地域で廻る経済を考える

地域で廻る経済を考える

「地産地消」「身土不二」等の言葉がある

地元で生産された食べ物を地元で消費しようという「地産地消」や、
旬の食べ物や近場の物を食べた方が体に良いという「身土不二」という言葉があります。
これらの言葉は日本古来の伝統として、一部の農業団体や自然食品販売業などの分野で広まってきました。

日本では、輸送技術の向上により地方で生産された食品を都市部へ手軽に運んで大量に消費することが可能になっていますが、
果たしてこれは本当に良いことなのでしょうか。
少子超高齢化社会によって、将来的にマンパワーが不足すると言われている現在では、
「地産地消」や「身土不二」の考え方を経済的にも活用した方が良いのではないでしょうか。

素材の生産と消費地が近い方が地域で経済が廻る

それでは、地元で生産された食品が遠くの都市に輸送されずに生産地で消費されるようになると
どのような経済効果が期待できるのかを考えていきましょう。

例えば、地元でしか生産されていないような特徴のある食品は、
都市部まで輸送することで付加価値がつき、高い値段で売られるようになるかもしれません。

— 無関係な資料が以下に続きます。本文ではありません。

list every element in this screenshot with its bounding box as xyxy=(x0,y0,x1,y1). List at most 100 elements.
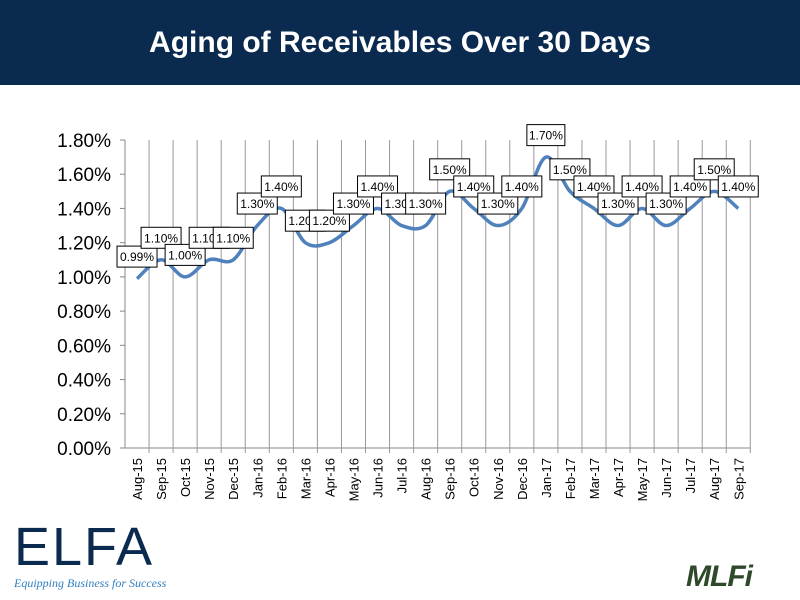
data-label-text: 1.50% xyxy=(553,163,587,177)
x-tick-label: Jul-16 xyxy=(395,458,410,493)
data-label-box xyxy=(405,192,447,215)
elfa-logo: ELFA Equipping Business for Success xyxy=(14,520,166,591)
data-label: 1.20% xyxy=(308,209,350,232)
data-label-box xyxy=(116,245,158,268)
data-label-text: 1.30% xyxy=(240,197,274,211)
x-tick-label: Oct-15 xyxy=(178,458,193,497)
x-tick-label: Sep-15 xyxy=(154,458,169,500)
x-tick-label: Jan-16 xyxy=(250,458,265,498)
x-tick-label: Jun-17 xyxy=(659,458,674,498)
y-tick-label: 1.40% xyxy=(57,199,111,220)
x-tick-label: Jul-17 xyxy=(683,458,698,493)
x-tick-label: Aug-15 xyxy=(130,458,145,500)
data-label: 1.50% xyxy=(693,158,735,181)
data-label-box xyxy=(477,192,519,215)
data-label-box xyxy=(308,209,350,232)
data-label-box xyxy=(212,226,254,249)
data-label-text: 1.30% xyxy=(481,197,515,211)
x-tick-label: Aug-16 xyxy=(419,458,434,500)
data-label-box xyxy=(429,158,471,181)
x-tick-label: Jun-16 xyxy=(371,458,386,498)
data-label-text: 1.40% xyxy=(361,180,395,194)
data-label-box xyxy=(260,175,302,198)
data-label-box xyxy=(645,192,687,215)
data-label-text: 1.40% xyxy=(721,180,755,194)
data-label-text: 1.40% xyxy=(673,180,707,194)
data-label-box xyxy=(140,226,182,249)
data-label: 1.40% xyxy=(717,175,759,198)
y-tick-label: 0.80% xyxy=(57,302,111,323)
elfa-logo-text: ELFA xyxy=(14,517,155,577)
data-label-text: 1.70% xyxy=(529,129,563,143)
x-tick-label: Jan-17 xyxy=(539,458,554,498)
data-label: 1.40% xyxy=(453,175,495,198)
elfa-tagline: Equipping Business for Success xyxy=(14,576,167,590)
x-tick-label: May-16 xyxy=(346,458,361,501)
data-label-text: 1.50% xyxy=(433,163,467,177)
data-label-box xyxy=(453,175,495,198)
x-tick-label: Feb-17 xyxy=(563,458,578,499)
data-label: 1.10% xyxy=(212,226,254,249)
data-label-box xyxy=(597,192,639,215)
mlfi-logo: MLFi xyxy=(686,560,753,593)
data-label-text: 1.50% xyxy=(697,163,731,177)
data-label-box xyxy=(332,192,374,215)
x-tick-label: Dec-15 xyxy=(226,458,241,500)
data-label-text: 1.40% xyxy=(264,180,298,194)
data-label: 1.30% xyxy=(597,192,639,215)
x-tick-label: May-17 xyxy=(635,458,650,501)
data-label-text: 1.10% xyxy=(216,231,250,245)
x-tick-label: Mar-16 xyxy=(298,458,313,499)
x-tick-label: Nov-15 xyxy=(202,458,217,500)
data-label-text: 1.30% xyxy=(409,197,443,211)
data-label-text: 0.99% xyxy=(120,250,154,264)
data-label: 1.40% xyxy=(669,175,711,198)
data-label-text: 1.40% xyxy=(505,180,539,194)
y-tick-label: 0.40% xyxy=(57,371,111,392)
data-label: 1.00% xyxy=(164,243,206,266)
data-label-text: 1.40% xyxy=(625,180,659,194)
y-tick-label: 1.60% xyxy=(57,165,111,186)
data-label-box xyxy=(621,175,663,198)
data-label-text: 1.40% xyxy=(577,180,611,194)
y-tick-label: 1.80% xyxy=(57,131,111,152)
data-label-box xyxy=(669,175,711,198)
data-label-box xyxy=(693,158,735,181)
y-tick-label: 1.00% xyxy=(57,268,111,289)
data-label: 1.70% xyxy=(526,124,566,147)
data-label: 0.99% xyxy=(116,245,158,268)
slide-title: Aging of Receivables Over 30 Days xyxy=(0,0,800,85)
data-label-box xyxy=(526,124,566,147)
data-label-box xyxy=(549,158,591,181)
data-label-text: 1.30% xyxy=(649,197,683,211)
x-tick-label: Sep-17 xyxy=(731,458,746,500)
x-tick-label: Sep-16 xyxy=(443,458,458,500)
y-tick-label: 0.20% xyxy=(57,405,111,426)
data-label: 1.40% xyxy=(357,175,399,198)
x-tick-label: Apr-16 xyxy=(322,458,337,497)
y-tick-label: 0.00% xyxy=(57,439,111,460)
data-label-text: 1.40% xyxy=(457,180,491,194)
data-label: 1.40% xyxy=(260,175,302,198)
x-tick-label: Nov-16 xyxy=(491,458,506,500)
data-label-box xyxy=(501,175,543,198)
data-label-text: 1.00% xyxy=(168,248,202,262)
data-label-box xyxy=(164,243,206,266)
y-tick-label: 1.20% xyxy=(57,234,111,255)
data-label: 1.30% xyxy=(477,192,519,215)
data-label-text: 1.10% xyxy=(144,231,178,245)
x-tick-label: Oct-16 xyxy=(467,458,482,497)
x-tick-label: Mar-17 xyxy=(587,458,602,499)
data-label: 1.30% xyxy=(645,192,687,215)
data-label: 1.50% xyxy=(549,158,591,181)
data-label: 1.40% xyxy=(501,175,543,198)
data-label-box xyxy=(573,175,615,198)
data-label-text: 1.20% xyxy=(312,214,346,228)
data-label-text: 1.30% xyxy=(336,197,370,211)
data-label-box xyxy=(357,175,399,198)
data-label: 1.30% xyxy=(332,192,374,215)
data-label: 1.50% xyxy=(429,158,471,181)
x-tick-label: Apr-17 xyxy=(611,458,626,497)
data-label-text: 1.30% xyxy=(601,197,635,211)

しかし逆に、地元でしか消費されないようにすることで、
「そこでしか食べられない」と観光客に人気となることもあります。
いつもは輸送に時間のかかった食品を食べている観光客は、
地元で採れたばかりのフレッシュな食べ物を好むことでしょう。

また、美味しい食材を消費するためには、原材料そのままではなく、加工する業者や店舗が必要となります。
さらには、その場所で働くスタッフや料理人なども重要になります。
地方では仕事が少ないために、特に若年者が都市部に出て働くという構造が長年形成されていますが、
そういった人々にとって重要な仕事が得られる可能性が出てきます。

人口減少によって自治体の合併がよくおこなわれているような地方では、
「地産地消」を推し進めることが、地域経済を活性化する方法として有用になるのではないでしょうか。

電力の生産地と消費地が近い方が良い

発電所で作られた電気は、発電所を経由してから各家庭へと運ばれていきますが、
電気を運ぶ線を送電線や配電線と呼びます。

この線を電気が通る時には、電気の抵抗が一部で発生してしまうために、
送電による電力のロスが生じてしまいます。
電力ロスについては年々改良が進んでおり、東京電力によると
1950年代には約25%あったものが、2018年には4%程度にまで減少しています。

莫大なコストをかけて作り出された電力は少しでも大事に使いたいものですが、
送電時にはどうしてもロスが生じてしまいます。
しかし、電力を運ぶ距離が短ければ短いほど、ロスは小さくなります。
食品と同様に、電力も生産地と消費地が近ければ近いほどエコな生活を過ごすことができるのです。

電力で地域の活性化

それでは、食品と同様に電力も地域活性化に貢献できるのでしょうか。
近年よく言われているのが、「ご当地電力」という言葉です。

これは、食品の地産地消と同様に地域で作られた電力を地域で消費しようという考え方です。
この考え方を具体的な業務にするためには、地元企業で電気の小売事業ができなければなりません。
新しい業務を開始することで、地域活性化がおこなわれるという点では、地産地消と同じです。

大量の電気を全国に運ぶためには、原子力発電や火力発電がメインとなるため、
化石燃料への依存度が高くなりますが、必要とされる場所で必要な量だけ電気を作れるようになると、
将来的にはこのような施設が不要になる可能性があります。
このような理由から、近年では地方自治体が主導となった新しい電気の仕組みが開発されてきています。

地元企業があらたにつくる再生可能エネルギーを利用した発電、送電も近年非常に要望されてきています。
一般家庭におけるソーラーパネルも、地域で電力供給をおこなうための重要な取り組みの一つではありますが。

地域でできたものを地域で使う、このことは食品や電気に限ったことではありません。
植物や織物においても同じです。
地域でできたものを地域で使うことによって、地域経済全体が廻りはじめるのです。
地域経済を支えるためにも、自分の地元経済について考えてみて、行動しましょう。